So what about languages with no labeled speech data? Or no speech data at all?

A Daunting Task

Researchers at Carnegie Mellon University (CMU) are investigating ways to expand ASR support from a few hundred languages to thousands. A key motivation for the research is language preservation, so their focus is on endangered languages for which audio data is scarce or unavailable. The ASR2K pipeline they presented at Interspeech 2022 holds promise, although an average WER of 70% hardly makes it an enticing alternative to human transcription as of yet.

To be fair, transcribing an unknown language is a daunting task for humans, too, even linguists specially trained in phonetic transcription. This method of representing pronunciation with a set of symbols corresponding to speech sounds or phones has several benefits for endangered languages and is key to ASR2K’s ability to decode an unheard language.

Phones are relatively language-independent, so it is feasible for a model to learn to recognize these based on sufficiently diverse multilingual audio data. This is precisely what ASR2K attempts. Thanks to the work of field linguists over countless decades, these can in turn be mapped to phonemes, a different type of speech unit which tend to have closer correspondences in writing systems.

To convert phoneme representations to likely word sequences, ASR systems use language models (LMs) trained on text corpora, often with the aid of a pronunciation dictionary. For state-of-the-art ASR systems, the diversity and size of the LM play a decisive role in transcription accuracy. The CMU researchers also found the more text data they could provide in the target language, the better the performance of ASR2K.

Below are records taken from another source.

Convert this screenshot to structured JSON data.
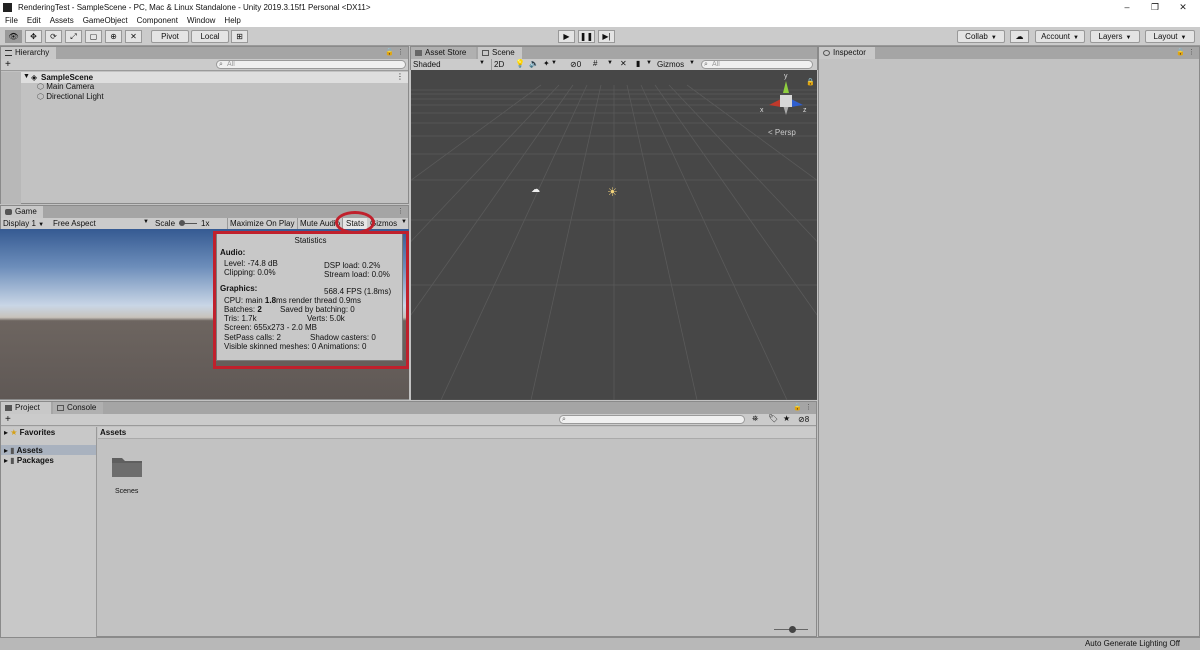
{
  "window": {
    "title": "RenderingTest - SampleScene - PC, Mac & Linux Standalone - Unity 2019.3.15f1 Personal <DX11>",
    "controls": [
      "–",
      "❐",
      "✕"
    ]
  },
  "menu": [
    "File",
    "Edit",
    "Assets",
    "GameObject",
    "Component",
    "Window",
    "Help"
  ],
  "toolbar": {
    "pivot": "Pivot",
    "local": "Local",
    "collab": "Collab",
    "account": "Account",
    "layers": "Layers",
    "layout": "Layout"
  },
  "hierarchy": {
    "tab": "Hierarchy",
    "add": "+",
    "search_placeholder": "All",
    "scene": "SampleScene",
    "items": [
      "Main Camera",
      "Directional Light"
    ]
  },
  "game": {
    "tab": "Game",
    "display": "Display 1",
    "aspect": "Free Aspect",
    "scale_label": "Scale",
    "scale_value": "1x",
    "maximize": "Maximize On Play",
    "mute": "Mute Audio",
    "stats": "Stats",
    "gizmos": "Gizmos"
  },
  "statistics": {
    "title": "Statistics",
    "audio_header": "Audio:",
    "level": "Level: -74.8 dB",
    "clipping": "Clipping: 0.0%",
    "dsp": "DSP load: 0.2%",
    "stream": "Stream load: 0.0%",
    "graphics_header": "Graphics:",
    "fps": "568.4 FPS (1.8ms)",
    "cpu_prefix": "CPU: main ",
    "cpu_main": "1.8",
    "cpu_suffix": "ms  render thread 0.9ms",
    "batches_prefix": "Batches: ",
    "batches": "2",
    "saved": "Saved by batching: 0",
    "tris": "Tris: 1.7k",
    "verts": "Verts: 5.0k",
    "screen": "Screen: 655x273 - 2.0 MB",
    "setpass": "SetPass calls: 2",
    "shadow": "Shadow casters: 0",
    "skinned": "Visible skinned meshes: 0",
    "animations": "Animations: 0"
  },
  "scene": {
    "asset_store_tab": "Asset Store",
    "tab": "Scene",
    "shading": "Shaded",
    "mode_2d": "2D",
    "hidden_count": "0",
    "gizmos": "Gizmos",
    "search_placeholder": "All",
    "persp": "Persp",
    "axis_x": "x",
    "axis_y": "y",
    "axis_z": "z"
  },
  "inspector": {
    "tab": "Inspector"
  },
  "project": {
    "project_tab": "Project",
    "console_tab": "Console",
    "add": "+",
    "favorites": "Favorites",
    "assets": "Assets",
    "packages": "Packages",
    "breadcrumb": "Assets",
    "folder": "Scenes",
    "hidden_count": "8"
  },
  "status": {
    "lighting": "Auto Generate Lighting Off"
  },
  "colors": {
    "highlight": "#c0202c",
    "scene_bg": "#474747"
  }
}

However, text data is also scarce for endangered languages which often lack a standardized orthography. Some are without keyboard, font, and/or Unicode support for their writing system, and many are purely oral. Although producing a phonetic transcription could have some use in language documentation, the accuracy is likely to be questionable without the assistance of an LM, and the lack of word boundaries would make it difficult to read and analyze.

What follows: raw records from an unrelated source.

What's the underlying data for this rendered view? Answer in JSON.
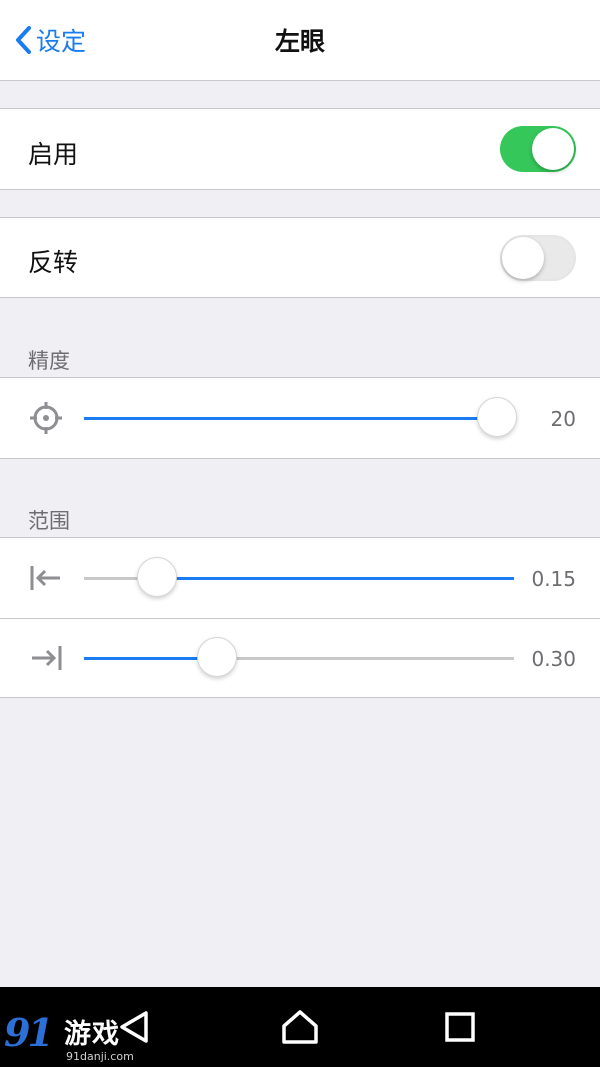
{
  "nav": {
    "back_label": "设定",
    "title": "左眼"
  },
  "settings": {
    "enable": {
      "label": "启用",
      "on": true
    },
    "invert": {
      "label": "反转",
      "on": false
    }
  },
  "precision": {
    "header": "精度",
    "slider": {
      "value_text": "20",
      "fraction": 0.96,
      "icon": "crosshair-icon"
    }
  },
  "range": {
    "header": "范围",
    "min": {
      "value_text": "0.15",
      "fraction": 0.17,
      "fill_side": "right",
      "icon": "arrow-left-to-bar-icon"
    },
    "max": {
      "value_text": "0.30",
      "fraction": 0.31,
      "fill_side": "left",
      "icon": "arrow-right-to-bar-icon"
    }
  },
  "system_bar": {
    "buttons": [
      "back-icon",
      "home-icon",
      "recent-apps-icon"
    ]
  },
  "watermark": {
    "number": "91",
    "brand": "游戏",
    "url": "91danji.com"
  },
  "colors": {
    "accent": "#1a7cf0",
    "toggle_on": "#35c759",
    "background": "#efeff4"
  }
}
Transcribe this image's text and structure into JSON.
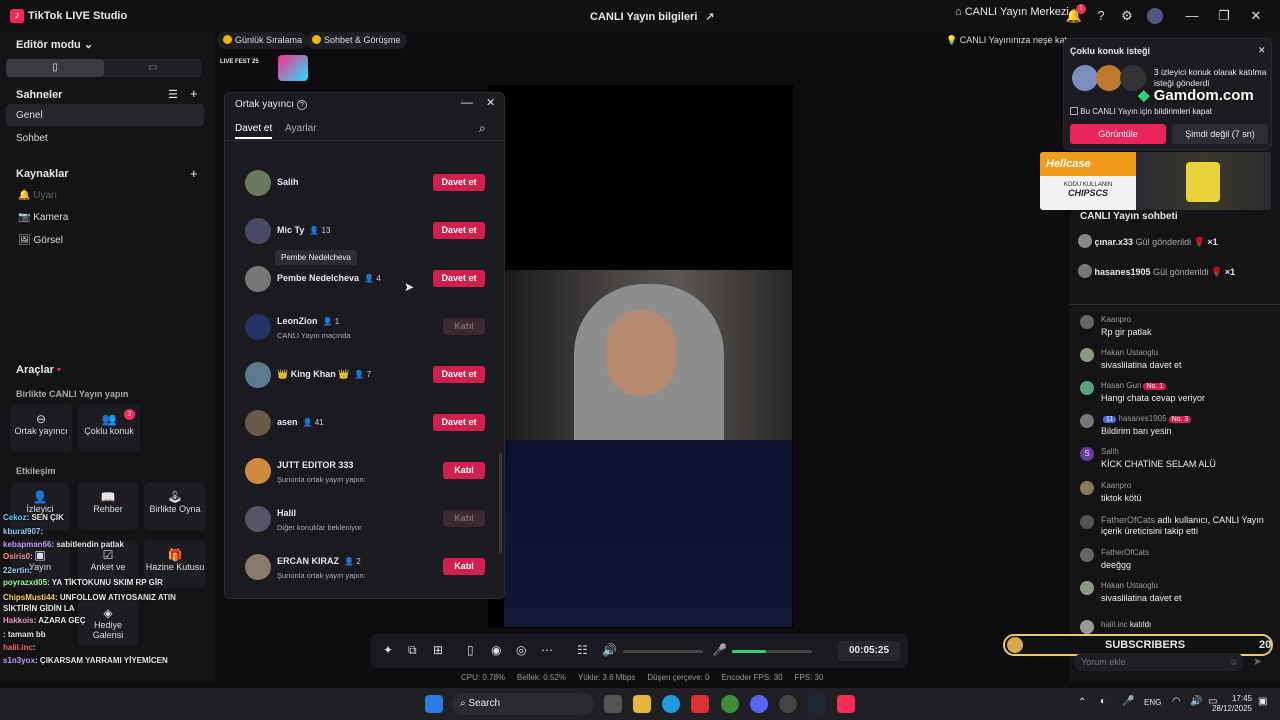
{
  "titlebar": {
    "app_name": "TikTok LIVE Studio",
    "center_title": "CANLI Yayın bilgileri",
    "live_center": "CANLI Yayın Merkezi",
    "notif_count": "1"
  },
  "left": {
    "editor_mode": "Editör modu",
    "scenes_title": "Sahneler",
    "scenes": [
      "Genel",
      "Sohbet"
    ],
    "sources_title": "Kaynaklar",
    "sources": [
      "Uyarı",
      "Kamera",
      "Görsel"
    ],
    "tools_title": "Araçlar",
    "live_together": "Birlikte CANLI Yayın yapın",
    "tool_cohost": "Ortak yayıncı",
    "tool_multiguest": "Çoklu konuk",
    "tool_multiguest_badge": "3",
    "interaction": "Etkileşim",
    "tool_guide": "Rehber",
    "tool_play": "Birlikte Oyna",
    "tool_poll": "Anket ve",
    "tool_treasure": "Hazine Kutusu",
    "tool_gift_gallery": "Hediye Galerisi",
    "tool_live": "Yayın",
    "tool_viewer": "İzleyici"
  },
  "chips": {
    "daily_ranking": "Günlük Sıralama",
    "chat_meet": "Sohbet & Görüşme",
    "fun_hint": "CANLI Yayınınıza neşe katın"
  },
  "livefest": "LIVE FEST 25",
  "dialog": {
    "title": "Ortak yayıncı",
    "tab_invite": "Davet et",
    "tab_settings": "Ayarlar",
    "tooltip": "Pembe Nedelcheva",
    "hosts": [
      {
        "name": "Salih",
        "count": "",
        "sub": "",
        "btn": "Davet et"
      },
      {
        "name": "Mic Ty",
        "count": "13",
        "sub": "",
        "btn": "Davet et"
      },
      {
        "name": "Pembe Nedelcheva",
        "count": "4",
        "sub": "",
        "btn": "Davet et"
      },
      {
        "name": "LeonZion",
        "count": "1",
        "sub": "CANLI Yayın maçında",
        "btn": "Katıl"
      },
      {
        "name": "👑 King Khan 👑",
        "count": "7",
        "sub": "",
        "btn": "Davet et"
      },
      {
        "name": "asen",
        "count": "41",
        "sub": "",
        "btn": "Davet et"
      },
      {
        "name": "JUTT EDITOR 333",
        "count": "",
        "sub": "Şununla ortak yayın yapın:",
        "btn": "Katıl"
      },
      {
        "name": "Halil",
        "count": "",
        "sub": "Diğer konuklar bekleniyor",
        "btn": "Katıl"
      },
      {
        "name": "ERCAN KIRAZ",
        "count": "2",
        "sub": "Şununla ortak yayın yapın:",
        "btn": "Katıl"
      }
    ]
  },
  "controls": {
    "timer": "00:05:25"
  },
  "stats": {
    "cpu": "CPU: 0.78%",
    "mem": "Bellek: 0.52%",
    "upload": "Yükle: 3.6 Mbps",
    "dropped": "Düşen çerçeve: 0",
    "encoder_fps": "Encoder FPS: 30",
    "fps": "FPS: 30"
  },
  "guest_request": {
    "title": "Çoklu konuk isteği",
    "message": "3 izleyici konuk olarak katılma isteği gönderdi",
    "checkbox": "Bu CANLI Yayın için bildirimleri kapat",
    "view_btn": "Görüntüle",
    "later_btn": "Şimdi değil (7 sn)"
  },
  "ads": {
    "gamdom": "Gamdom.com",
    "hellcase": "Hellcase",
    "hellcase_code_label": "KODU KULLANIN",
    "hellcase_code": "CHIPSCS"
  },
  "livechat": {
    "title": "CANLI Yayın sohbeti",
    "gifts": [
      {
        "user": "çınar.x33",
        "text": "Gül gönderildi",
        "qty": "×1"
      },
      {
        "user": "hasanes1905",
        "text": "Gül gönderildi",
        "qty": "×1"
      }
    ],
    "messages": [
      {
        "user": "Kaanpro",
        "text": "Rp gir patlak",
        "badge": ""
      },
      {
        "user": "Hakan Ustaoglu",
        "text": "sivaslilatina davet et",
        "badge": ""
      },
      {
        "user": "Hasan Gun",
        "text": "Hangi chata cevap veriyor",
        "badge": "No. 1"
      },
      {
        "user": "hasanes1905",
        "text": "Bildirim ban yesin",
        "badge": "No. 3",
        "level": "11"
      },
      {
        "user": "Salih",
        "text": "KİCK CHATİNE SELAM ALÜ",
        "badge": ""
      },
      {
        "user": "Kaanpro",
        "text": "tiktok kötü",
        "badge": ""
      },
      {
        "user": "FatherOfCats",
        "text": "adlı kullanıcı, CANLI Yayın içerik üreticisini takip etti",
        "badge": ""
      },
      {
        "user": "FatherOfCats",
        "text": "deeğgg",
        "badge": ""
      },
      {
        "user": "Hakan Ustaoglu",
        "text": "sivaslilatina davet et",
        "badge": ""
      },
      {
        "user": "halil.inc",
        "text": "katıldı",
        "badge": ""
      }
    ],
    "input_placeholder": "Yorum ekle"
  },
  "subscribers": {
    "label": "SUBSCRIBERS",
    "count": "20"
  },
  "overlay_chat": [
    {
      "user": "Cekoz",
      "text": ": SEN ÇIK"
    },
    {
      "user": "kbural907",
      "text": ":"
    },
    {
      "user": "kebapman66",
      "text": ": sabitlendin patlak"
    },
    {
      "user": "Osiris0",
      "text": ":"
    },
    {
      "user": "22ertin",
      "text": ":"
    },
    {
      "user": "poyrazxd05",
      "text": ": YA TİKTOKUNU SKIM RP GİR"
    },
    {
      "user": "ChipsMusti44",
      "text": ": UNFOLLOW ATIYOSANIZ ATIN SİKTİRİN GİDİN LA"
    },
    {
      "user": "Hakkois",
      "text": ": AZARA GEÇ"
    },
    {
      "user": "",
      "text": ": tamam bb"
    },
    {
      "user": "halil.inc",
      "text": ":"
    },
    {
      "user": "s1n3yox",
      "text": ": ÇIKARSAM YARRAMI YİYEMİCEN"
    }
  ],
  "taskbar": {
    "search": "Search",
    "lang": "ENG",
    "time": "17:45",
    "date": "28/12/2025"
  }
}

Fortunately, research has revealed some encouraging alternatives for unwritten languages. Speech-to-meaning models can be trained to learn semantic representations for speech and map these to translated text or images. By neatly bypassing the need for a standardized writing system, this opens up a world of possibilities in speech technology for oral languages.

No Niche

If these sound like niche applications of ASR for academic and humanitarian purposes, think again. 

Massively multilingual expansion has become a priority for major tech companies, from Amazon’s goal to scale virtual assistant technology to 1,000 languages to Google’s 1,000 Languages Initiative

Meta’s No Language Left Behind project has already developed a speech-to-speech translation system for the primarily oral language of Hokkien using a translated text intermediary.

Despite not exactly being short on resources, these companies are eager to extend language coverage while paying as little as possible for time-consuming human transcription. With this comes the risk of AI colonialism, further marginalizing minority cultures and languages

To defend against this, it is important to engage community groups in the development of technology for their language. Te Hiku Media, a Māori radio station that worked with its community to develop impressive ASR for te reo, stresses the importance of data sovereignty for indigenous languages in particular, as formalized in their Kaitiakitanga License

If big tech is truly committed to working towards a more inclusive and responsible AI to preserve the richness of the world’s languages, this could be a good place to start.